More common laborers were needed at the McCook air base site but R.O. Rains, of the Employment office said they were doing okay on skilled laborers. "He pointed out that it takes a number of common laborers to 'back up' every skilled laborer on the job." Wages for common labor at the air base were 60 cents per hour with time and a half overtime beyond 40 hours per week. The average workweek, with overtime, was running between 60 to 70 hours a week in September of 1942. Northwestern Bell Telephone Company was asking citizens to refrain from making calls on weekdays from 9 to 12 in the morning, 2 to 5 in the afternoon and 7 to 9 in the evening. Normally they would just add phone lines but with the war effort such materials as copper were impossible to get so it was not possible to beef up the service. Everyone would just have to just help out by making personal calls at non-peak hours.

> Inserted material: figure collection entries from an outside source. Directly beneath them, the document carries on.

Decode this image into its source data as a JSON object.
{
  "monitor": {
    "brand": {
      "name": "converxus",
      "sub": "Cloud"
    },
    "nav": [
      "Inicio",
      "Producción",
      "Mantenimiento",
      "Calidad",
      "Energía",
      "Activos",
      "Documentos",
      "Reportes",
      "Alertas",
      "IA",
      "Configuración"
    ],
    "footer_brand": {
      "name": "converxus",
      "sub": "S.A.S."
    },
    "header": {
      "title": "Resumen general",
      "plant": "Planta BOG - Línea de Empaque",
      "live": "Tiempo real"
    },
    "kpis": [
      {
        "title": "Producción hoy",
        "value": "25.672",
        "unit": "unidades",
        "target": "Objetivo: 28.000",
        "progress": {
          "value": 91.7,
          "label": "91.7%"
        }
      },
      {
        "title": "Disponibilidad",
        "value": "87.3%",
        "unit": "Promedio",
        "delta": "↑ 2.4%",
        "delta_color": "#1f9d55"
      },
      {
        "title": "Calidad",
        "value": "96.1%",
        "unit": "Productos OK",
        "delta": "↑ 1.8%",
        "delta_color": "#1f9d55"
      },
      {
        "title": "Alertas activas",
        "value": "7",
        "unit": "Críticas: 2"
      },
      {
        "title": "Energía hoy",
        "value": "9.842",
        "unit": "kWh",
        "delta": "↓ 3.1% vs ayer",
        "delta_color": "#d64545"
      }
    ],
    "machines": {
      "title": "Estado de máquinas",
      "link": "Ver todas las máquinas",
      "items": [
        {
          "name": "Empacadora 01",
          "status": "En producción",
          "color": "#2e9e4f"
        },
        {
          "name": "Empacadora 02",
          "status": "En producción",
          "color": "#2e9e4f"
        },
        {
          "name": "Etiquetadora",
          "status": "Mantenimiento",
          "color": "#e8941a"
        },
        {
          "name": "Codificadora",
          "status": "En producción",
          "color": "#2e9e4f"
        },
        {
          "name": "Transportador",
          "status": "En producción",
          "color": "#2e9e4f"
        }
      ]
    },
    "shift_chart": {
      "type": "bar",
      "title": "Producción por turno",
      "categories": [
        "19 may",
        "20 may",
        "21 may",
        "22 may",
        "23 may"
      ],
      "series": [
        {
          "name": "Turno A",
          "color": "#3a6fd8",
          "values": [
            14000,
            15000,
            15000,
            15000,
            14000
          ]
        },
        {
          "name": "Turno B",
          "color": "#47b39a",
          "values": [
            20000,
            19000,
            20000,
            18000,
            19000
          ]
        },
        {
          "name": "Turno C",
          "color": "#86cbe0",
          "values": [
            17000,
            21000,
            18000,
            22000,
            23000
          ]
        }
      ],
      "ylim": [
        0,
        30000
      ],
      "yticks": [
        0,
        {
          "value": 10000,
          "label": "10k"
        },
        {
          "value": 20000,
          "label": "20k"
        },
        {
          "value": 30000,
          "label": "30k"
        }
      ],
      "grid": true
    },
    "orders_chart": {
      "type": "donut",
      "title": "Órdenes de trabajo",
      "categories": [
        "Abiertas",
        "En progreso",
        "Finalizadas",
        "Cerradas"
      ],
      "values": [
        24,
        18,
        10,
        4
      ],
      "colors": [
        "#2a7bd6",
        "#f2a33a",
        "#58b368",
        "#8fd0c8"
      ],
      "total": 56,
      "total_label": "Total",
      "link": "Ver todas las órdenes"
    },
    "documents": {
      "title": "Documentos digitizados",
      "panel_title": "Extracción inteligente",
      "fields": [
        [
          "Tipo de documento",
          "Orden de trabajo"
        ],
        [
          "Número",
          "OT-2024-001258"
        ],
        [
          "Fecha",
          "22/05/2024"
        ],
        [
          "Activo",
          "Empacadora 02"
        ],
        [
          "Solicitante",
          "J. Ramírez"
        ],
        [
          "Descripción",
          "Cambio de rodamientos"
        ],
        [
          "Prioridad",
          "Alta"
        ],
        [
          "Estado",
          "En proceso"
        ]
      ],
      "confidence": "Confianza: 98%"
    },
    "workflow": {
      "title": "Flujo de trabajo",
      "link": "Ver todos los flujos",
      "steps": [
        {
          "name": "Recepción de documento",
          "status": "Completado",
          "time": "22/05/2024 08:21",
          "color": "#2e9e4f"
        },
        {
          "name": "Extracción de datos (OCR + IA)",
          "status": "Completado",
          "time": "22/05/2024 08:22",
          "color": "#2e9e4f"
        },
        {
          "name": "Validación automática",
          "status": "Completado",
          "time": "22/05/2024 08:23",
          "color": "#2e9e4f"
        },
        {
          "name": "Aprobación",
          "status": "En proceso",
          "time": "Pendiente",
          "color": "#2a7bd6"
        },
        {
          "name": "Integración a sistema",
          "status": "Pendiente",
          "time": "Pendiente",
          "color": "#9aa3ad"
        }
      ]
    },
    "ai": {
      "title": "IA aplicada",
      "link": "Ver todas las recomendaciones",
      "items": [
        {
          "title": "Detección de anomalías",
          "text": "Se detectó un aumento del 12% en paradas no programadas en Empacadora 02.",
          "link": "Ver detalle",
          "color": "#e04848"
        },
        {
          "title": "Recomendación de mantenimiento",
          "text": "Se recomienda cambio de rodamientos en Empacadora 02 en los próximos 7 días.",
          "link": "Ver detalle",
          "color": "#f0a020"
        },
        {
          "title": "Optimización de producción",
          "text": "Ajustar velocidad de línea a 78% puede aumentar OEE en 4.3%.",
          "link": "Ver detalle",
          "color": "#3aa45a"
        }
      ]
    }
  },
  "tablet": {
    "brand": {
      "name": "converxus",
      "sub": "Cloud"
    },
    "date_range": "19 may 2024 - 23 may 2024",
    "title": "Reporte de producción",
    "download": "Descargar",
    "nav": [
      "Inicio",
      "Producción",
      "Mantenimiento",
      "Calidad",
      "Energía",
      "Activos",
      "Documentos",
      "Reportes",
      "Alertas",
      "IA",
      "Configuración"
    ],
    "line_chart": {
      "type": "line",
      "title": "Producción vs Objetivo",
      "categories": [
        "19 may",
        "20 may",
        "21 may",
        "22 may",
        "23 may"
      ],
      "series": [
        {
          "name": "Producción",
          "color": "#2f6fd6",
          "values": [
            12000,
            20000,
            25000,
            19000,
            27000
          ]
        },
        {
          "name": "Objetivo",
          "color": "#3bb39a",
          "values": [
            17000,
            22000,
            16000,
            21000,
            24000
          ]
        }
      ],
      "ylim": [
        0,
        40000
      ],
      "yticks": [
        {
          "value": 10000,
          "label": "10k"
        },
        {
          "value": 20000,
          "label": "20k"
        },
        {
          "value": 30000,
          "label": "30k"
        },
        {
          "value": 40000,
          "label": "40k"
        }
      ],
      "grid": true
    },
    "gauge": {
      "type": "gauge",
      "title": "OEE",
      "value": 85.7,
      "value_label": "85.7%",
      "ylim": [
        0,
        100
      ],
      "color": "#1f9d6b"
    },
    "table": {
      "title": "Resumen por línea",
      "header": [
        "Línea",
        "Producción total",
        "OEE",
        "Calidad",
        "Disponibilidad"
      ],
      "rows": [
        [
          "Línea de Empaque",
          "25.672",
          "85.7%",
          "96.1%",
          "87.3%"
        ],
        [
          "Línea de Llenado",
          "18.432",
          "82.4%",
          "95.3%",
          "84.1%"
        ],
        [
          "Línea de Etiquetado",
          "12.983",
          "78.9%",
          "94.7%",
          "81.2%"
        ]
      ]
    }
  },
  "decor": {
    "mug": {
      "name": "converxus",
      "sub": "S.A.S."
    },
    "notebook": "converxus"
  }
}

In the proceedings of the September 28, 1942, McCook City Council meeting I read that nine applications for Emergency Housing Premise Permits were considered and granted. They were: Rev. Paul Lemke, 505 West 1s ; J.H. Garrett, 403 East 2nd; Mrs. F.M. Kimmell, 806 East 1st; Jake Walters, 105 East 4th; Claude A. Addams, 324 West 1st; Mrs. Don Snoke, 210 East 3rd; Mrs. Mary Julow, 502 South A; Mrs. Jennie Burton, 113 West 8th and J.C. Niccolson, 305 West 2nd. These people now had permission to "take in borders" is how I read it.

Ray Search announced on Friday, October 2, 1942, that the Temple Theatre would be opened for three days each week. Fox Manager Search said, "Complete film programs will be offered at the second theater in addition to the regular screen entertainment at the Fox Theater."

Twenty boys from the McCook Junior-Senior high school would be excused from school for two weeks in September to help bring in the sugar beet crop. About 400 acres of beets in the surrounding territory must be harvested at least during October to escape cold weather. "The beets must be saved this year; this is war," Supt Wiltse said. The boys would have separate assignments and a special exam would be arranged for them when they returned to school since they would have missed their six-weeks tests.

In Scottsbluff they were also trying to build a satellite air base and bring in a sugar beet crop on a much larger scale. Their schools were closed entirely and indefinitely to harvest the beets and over 100 upperclassmen had reported to the airbase to work full time.

You could now sell the grease and fat from your breakfast bacon or supper steak in McCook. The place to take small amounts of fats and grease was the McCook Hide and Fur company, 107 West Second Street. They gave you "market price" and you were also aiding the war effort. All the small quantities were put together and taken to McCook Rendering Company where it was put in large containers and shipped out. In the cities the materials would be turned into glycerin to be used in the making of explosives.

There was a little ad in the personals taken out by the Keystone Taxi and Shaw Cab that on account of the government regulations on tires and gasoline, they would not be making deliveries of any kind. They were restricted to strictly passenger service.

Two women charged that they had been asked to pay "exorbitant prices" to park their trailer in McCook parking space. They said the normal charge was $10.00 a month but in McCook they were being charged $4.00 per week.

We don't even charge $1.00 a week for people to bring their fresh vegetables and baked goods to the Main Street Farmer's Market in the 100 Block of West B's free! Bring your extra tomatoes or green beans down and sell them! I said in my last column that it never lasted past 10:00 and they were there till almost noon last week! I shoulda kept my mouth shut. Thanks for your patronage!